> On Fri, Jan 12, 2001 at 04:36:33PM -0800, Linus Torvalds wrote:
> > It may well not be disable_irq() that is buggy. In fact, there's good
> > reason to believe that it's a hardware problem.
>
> I am inclined to believe it IS a hardware problem... If disable_irq were buggy,
> wouldn't the problem occur more frequently in other irq-heavy areas? A quick
> count shows that disable_irq* is used in 84 sourcefiles in the driver/*
> directory.

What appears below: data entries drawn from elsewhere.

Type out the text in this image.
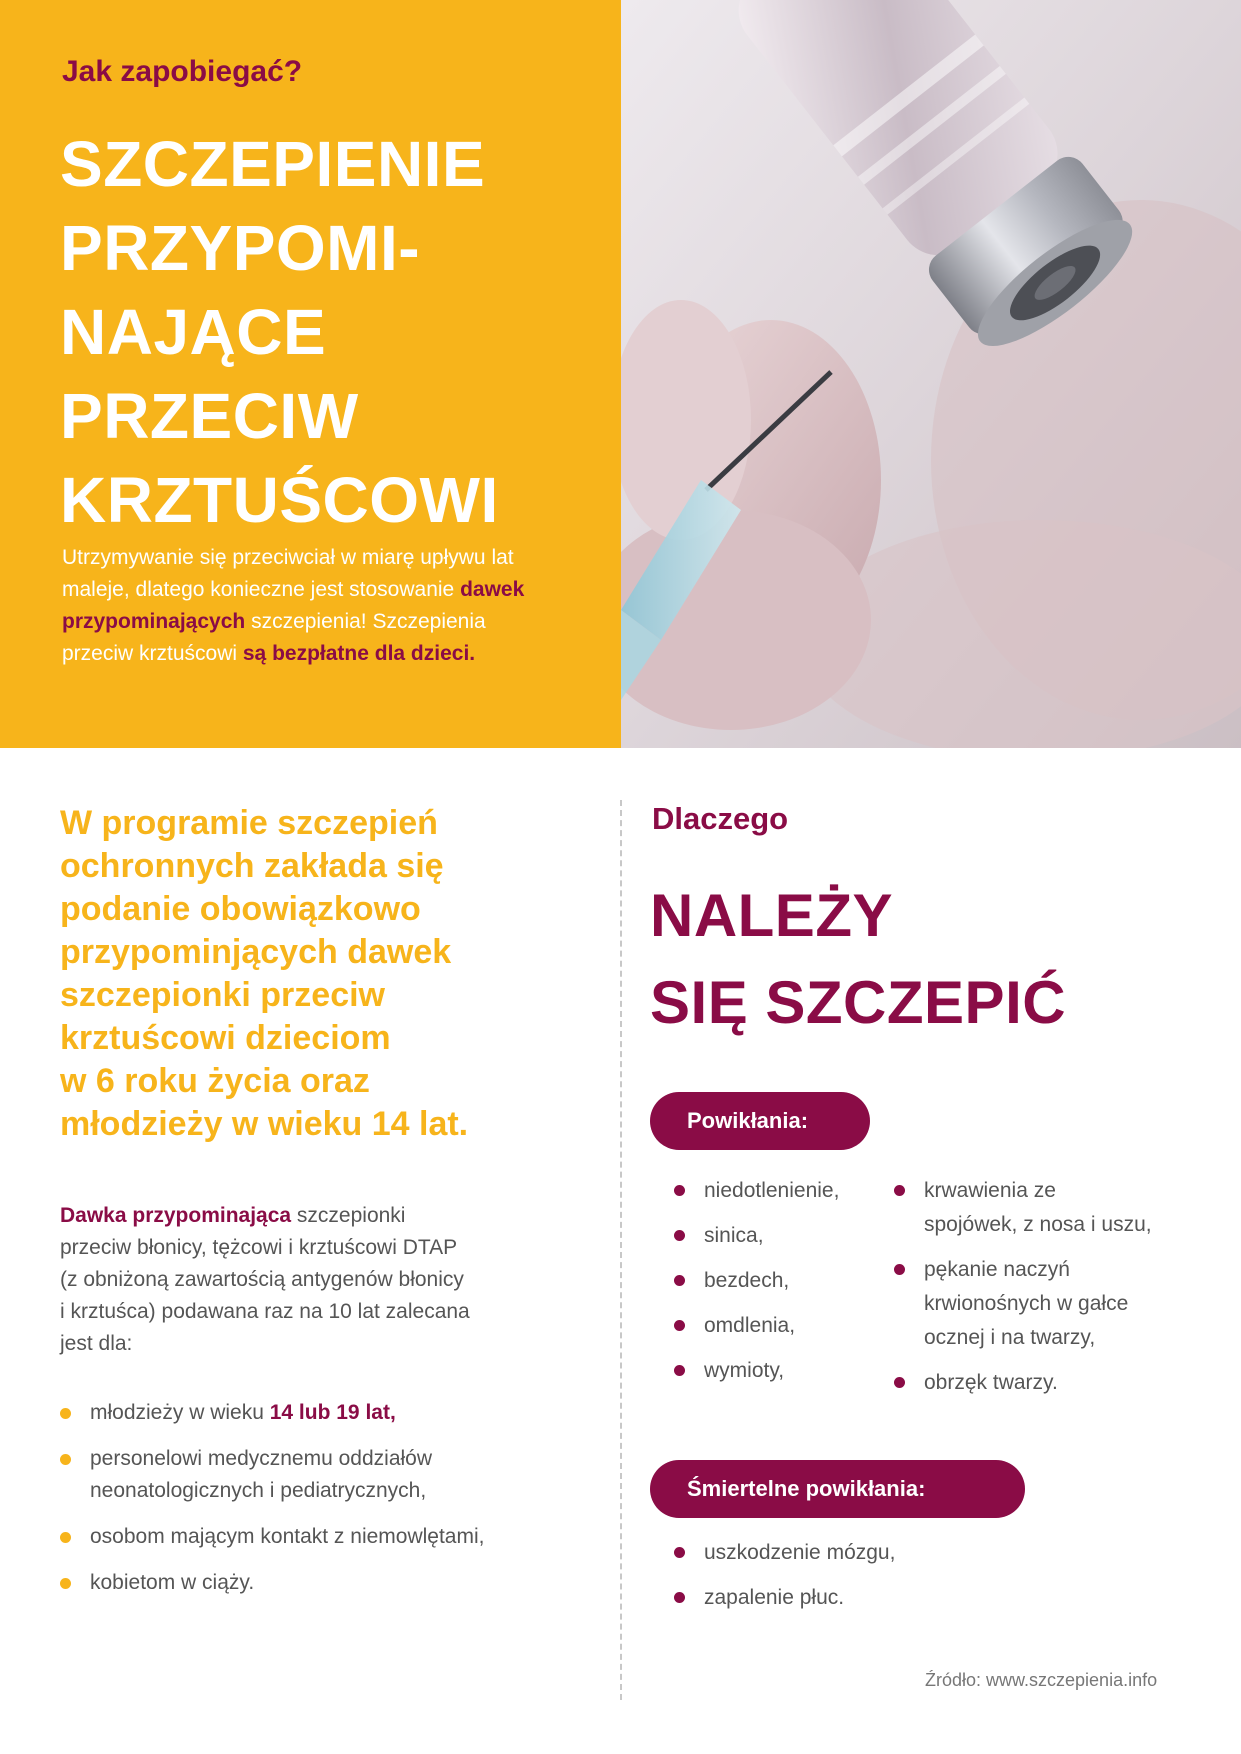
Jak zapobiegać?
SZCZEPIENIE
PRZYPOMI-
NAJĄCE
PRZECIW
KRZTUŚCOWI
Utrzymywanie się przeciwciał w miarę upływu lat maleje, dlatego konieczne jest stosowanie dawek przypominających szczepienia! Szczepienia przeciw krztuścowi są bezpłatne dla dzieci.
W programie szczepień
ochronnych zakłada się
podanie obowiązkowo
przypominjących dawek
szczepionki przeciw
krztuścowi dzieciom
w 6 roku życia oraz
młodzieży w wieku 14 lat.
Dawka przypominająca szczepionki
przeciw błonicy, tężcowi i krztuścowi DTAP
(z obniżoną zawartością antygenów błonicy
i krztuśca) podawana raz na 10 lat zalecana
jest dla:
młodzieży w wieku 14 lub 19 lat,
personelowi medycznemu oddziałów
neonatologicznych i pediatrycznych,
osobom mającym kontakt z niemowlętami,
kobietom w ciąży.
Dlaczego
NALEŻY
SIĘ SZCZEPIĆ
Powikłania:
niedotlenienie,
sinica,
bezdech,
omdlenia,
wymioty,
krwawienia ze
spojówek, z nosa i uszu,
pękanie naczyń
krwionośnych w gałce
ocznej i na twarzy,
obrzęk twarzy.
Śmiertelne powikłania:
uszkodzenie mózgu,
zapalenie płuc.
Źródło: www.szczepienia.info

This includes drivers which generate many interrupts in a short
> timeframe (like ide).
IDE is not my favourite example of a "known stable driver". Also, in many
cases IDE is for historical reasons connected to an EDGE io-apic pin (ie
it's still considered an ISA interrupt). Which probably wouldn't show this
problem anyway.
Also, IDE doesn't generate all that many interrupts. You can make a
network driver do a _lot_ more interrupts than just about any disk driver
by simply sending/receiving a lot of packets. With disks it is very hard
to get the same kind of irq load - Linux will merge the requests and do at
least 1kB worth of transfer per interrupt etc. On a ne2k 100Mbps PCI card,
you can probably _easily_ generate a much higher stream of interrupts.